Zahraa Hammoud: My Life With Arturo
Zahraa Hammoud is a Lebanese artist currently pursuing a master’s degree in fine arts at the Lebanese University. Her practice is shaped by strong humanitarian concerns and a sustained engagement with contemporary art as a means of addressing social, cultural, and existential questions. Through experimentation with different materials and techniques, Hammoud explores postmodern and posthumanist ideas while remaining deeply connected to lived realities in Lebanon.
Alongside her interest in mythology and culture, Hammoud works extensively with woodcarving. From this practice emerged Arturo, a wooden figurine that has become central to her recent body of work. Arturo functions as a stand-in for young artists in Lebanon, embodying the challenges of artistic creation in a context marked by crisis, uncertainty, and limited resources. Rather than approaching these struggles through overt symbolism, Hammoud adopts an understated and intimate language, allowing meaning to emerge through form, gesture, and repetition.

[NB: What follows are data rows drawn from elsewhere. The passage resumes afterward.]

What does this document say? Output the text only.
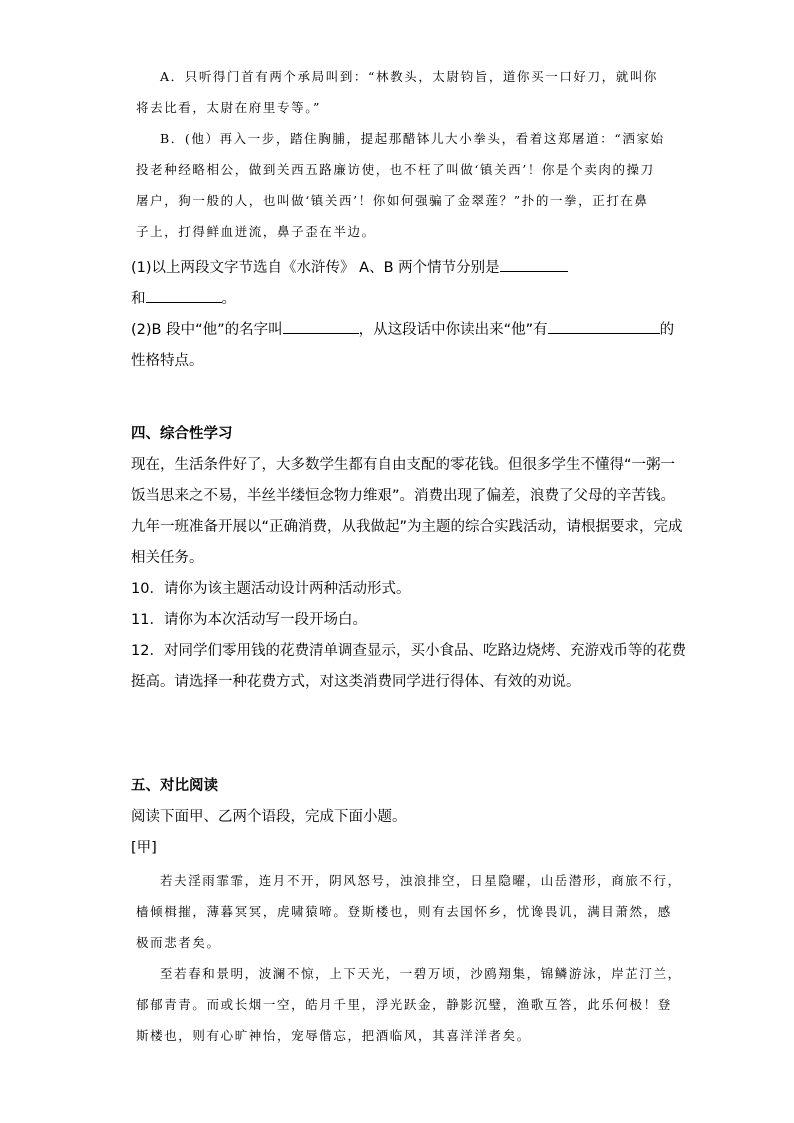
A．只听得门首有两个承局叫到：“林教头，太尉钧旨，道你买一口好刀，就叫你
将去比看，太尉在府里专等。”
B．(他）再入一步，踏住胸脯，提起那醋钵儿大小拳头，看着这郑屠道：“洒家始
投老种经略相公，做到关西五路廉访使，也不枉了叫做‘镇关西’！你是个卖肉的操刀
屠户，狗一般的人，也叫做‘镇关西’！你如何强骗了金翠莲？”扑的一拳，正打在鼻
子上，打得鲜血迸流，鼻子歪在半边。
(1)以上两段文字节选自《水浒传》 A、B 两个情节分别是
和	。
(2)B 段中“他”的名字叫	，从这段话中你读出来“他”有	的
性格特点。
四、综合性学习
现在，生活条件好了，大多数学生都有自由支配的零花钱。但很多学生不懂得“一粥一
饭当思来之不易，半丝半缕恒念物力维艰”。消费出现了偏差，浪费了父母的辛苦钱。
九年一班准备开展以“正确消费，从我做起”为主题的综合实践活动，请根据要求，完成
相关任务。
10．请你为该主题活动设计两种活动形式。
11．请你为本次活动写一段开场白。
12．对同学们零用钱的花费清单调查显示，买小食品、吃路边烧烤、充游戏币等的花费
挺高。请选择一种花费方式，对这类消费同学进行得体、有效的劝说。
五、对比阅读
阅读下面甲、乙两个语段，完成下面小题。
[甲]
若夫淫雨霏霏，连月不开，阴风怒号，浊浪排空，日星隐曜，山岳潜形，商旅不行，
樯倾楫摧，薄暮冥冥，虎啸猿啼。登斯楼也，则有去国怀乡，忧谗畏讥，满目萧然，感
极而悲者矣。
至若春和景明，波澜不惊，上下天光，一碧万顷，沙鸥翔集，锦鳞游泳，岸芷汀兰，
郁郁青青。而或长烟一空，皓月千里，浮光跃金，静影沉璧，渔歌互答，此乐何极！登
斯楼也，则有心旷神怡，宠辱偕忘，把酒临风，其喜洋洋者矣。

My Life With Arturo develops this approach into a broader installation combining carved wooden figures with visual and photographic works. Across the exhibition, Arturo appears in everyday situations—thinking, hesitating, loving, falling, and standing again. These small moments reflect a wider condition: the persistent effort to continue creating despite doubt, fatigue, and instability. In this sense, artistic practice becomes not only a form of expression, but also a strategy of survival, imagination, and dignity.
Hammoud’s work does not isolate Arturo as a singular character. Instead, the figure multiplies across objects and images, suggesting a shared experience rather than an individual story. This repetition mirrors the realities faced by many young artists in Lebanon, where personal and collective struggles intersect. The exhibition thus moves between the personal and the social, grounding abstract ideas in tangible materials and recognizable situations.
Beyond My Life With Arturo, Hammoud has also worked with watercolor to depict areas such as Dahieh and Khandak Al-Ghameek from a humanitarian perspective, resisting dominant narratives that reduce these spaces to stereotypes. Her work seeks to reframe overlooked environments and experiences through sensitivity, attention, and care. Two of her sculptural works have been recognized internationally, having been accepted by the Svenska Museum in Sweden.
Through installation, sculpture, and image-making, Zahraa Hammoud’s practice offers a quiet yet insistent reflection on what it means to create under pressure. My Life With Arturo does not propose solutions, but instead invites viewers to inhabit a space where vulnerability, resilience, and imagination coexist—revealing art as a living process shaped by persistence and human connection.